It's a well known fact that at some stage every video game franchise ever gets turned into a cash-in kart racing game. Last year saw F1 Race Stars, LittleBigPlanet Karting, and Sonic and SEGA All Stars Racing Transformed battle for supremacy in the revived genre, but we all know that die-hard kart racing fans (if they still even exist) are pining for the undisputed king of the genre: Mario Kart.
However, everyone's favourite pudgy plumber isn't due to cross the line until next year when Mario Kart 8 belatedly races to Wii U until next year (we think it's because Nintendo caught wind of our Mario Kart 8 F1-style motorsport commentary and pushed the release back to incorporate it). And so to capitalise on his absence, developer Rovio has swooped in with Angry Birds Go, a kart racing spin-off to the astronomically popular Angry Birds series on mobile.
While we've seen an influx of Angry Birds spin-offs lately, most notably with the Angry Birds Star Wars series, Angry Birds Go is the first to spread its wings from the established bird-flinging formula.
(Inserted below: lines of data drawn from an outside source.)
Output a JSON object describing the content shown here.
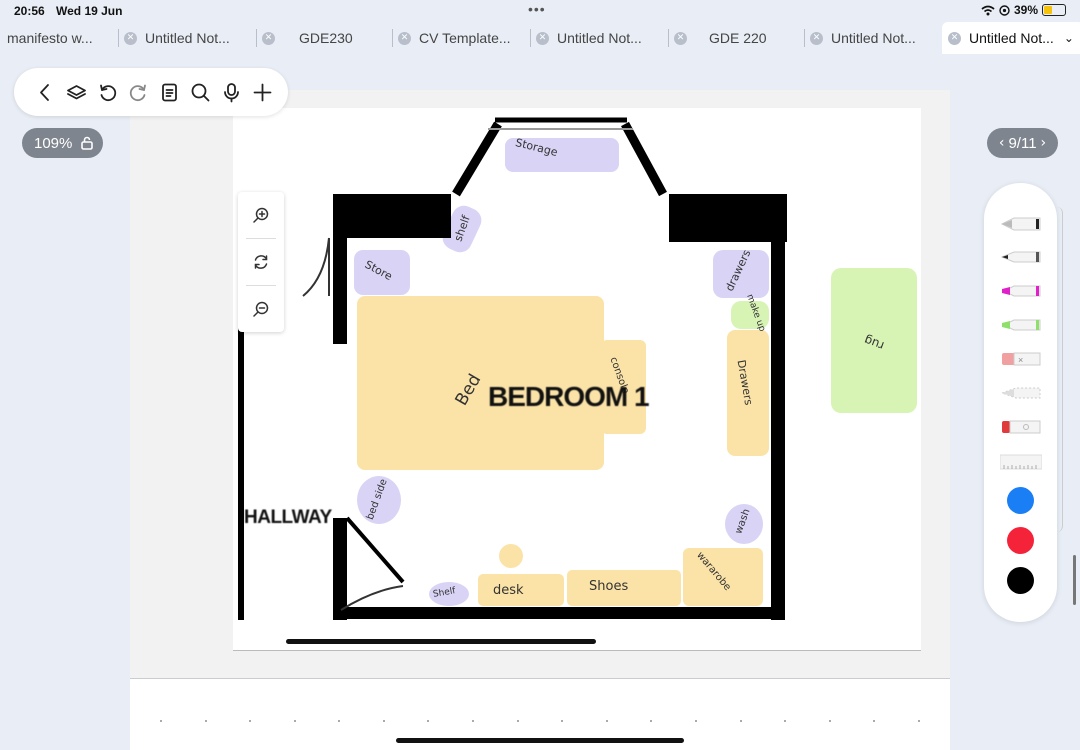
{
  "status_bar": {
    "time": "20:56",
    "date": "Wed 19 Jun",
    "battery_percent": "39%",
    "battery_level": 0.39,
    "battery_color": "#f4c20d"
  },
  "tabs": [
    {
      "label": "manifesto w..."
    },
    {
      "label": "Untitled Not..."
    },
    {
      "label": "GDE230"
    },
    {
      "label": "CV Template..."
    },
    {
      "label": "Untitled Not..."
    },
    {
      "label": "GDE 220"
    },
    {
      "label": "Untitled Not..."
    },
    {
      "label": "Untitled Not..."
    }
  ],
  "toolbar": {
    "icons": [
      "back-icon",
      "layers-icon",
      "undo-icon",
      "redo-icon",
      "document-icon",
      "search-icon",
      "microphone-icon",
      "plus-icon"
    ]
  },
  "zoom": {
    "level": "109%"
  },
  "page_nav": {
    "label": "9/11",
    "prev": "‹",
    "next": "›"
  },
  "floor_plan": {
    "room_title": "BEDROOM 1",
    "hallway_title": "HALLWAY",
    "labels": {
      "storage": "Storage",
      "shelf_top": "shelf",
      "store": "Store",
      "drawers_top": "drawers",
      "make_up": "make up",
      "bed": "Bed",
      "console": "console",
      "drawers_right": "Drawers",
      "rug": "rug",
      "bed_side": "bed side",
      "wash": "wash",
      "wardrobe": "wararobe",
      "shelf_bottom": "Shelf",
      "desk": "desk",
      "shoes": "Shoes"
    },
    "colors": {
      "yellow": "#fbe3a8",
      "purple": "#d9d3f5",
      "green": "#d7f4b4",
      "wall": "#000000"
    }
  },
  "pen_panel": {
    "tools": [
      "fountain-pen-icon",
      "pencil-icon",
      "magenta-highlighter-icon",
      "green-highlighter-icon",
      "eraser-icon",
      "lasso-icon",
      "red-marker-icon",
      "ruler-icon"
    ],
    "colors": [
      "#1a7ef5",
      "#f5233a",
      "#000000"
    ]
  }
}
All the hallmarks of kart racing are here: the visuals are vibrant and cartoony in keeping with the franchise, opponents can be blasted with a plethora of power-ups by collecting coins scattered across the downhill tracks and karts can be upgraded. Nothing exactly original then (there even appears to be levels that incorporate flying akin to Sonic & All Stars Racing Transformed), but Mario would be mindful to keep an eye over his shoulder because Angry Birds Go will be free-to-play on iOS, Android, Windows Phone 8 and BlackBerry when it's released on December 11th.
Could Angry Birds Go knock Mario Kart off his well-worn podium? Well, it's actually not as absurd as it sounds. Given Angry Birds' potent popularity and the karting genre's vacant spot on the mobile market for the taking, this will surely be yet another huge hit for the Finnish firm Rovio, and the fact it will be freely available on such a wide variety of popular mobile devices will make it accessible to a significantly large audience compared to Nintendo's flagging Wii U.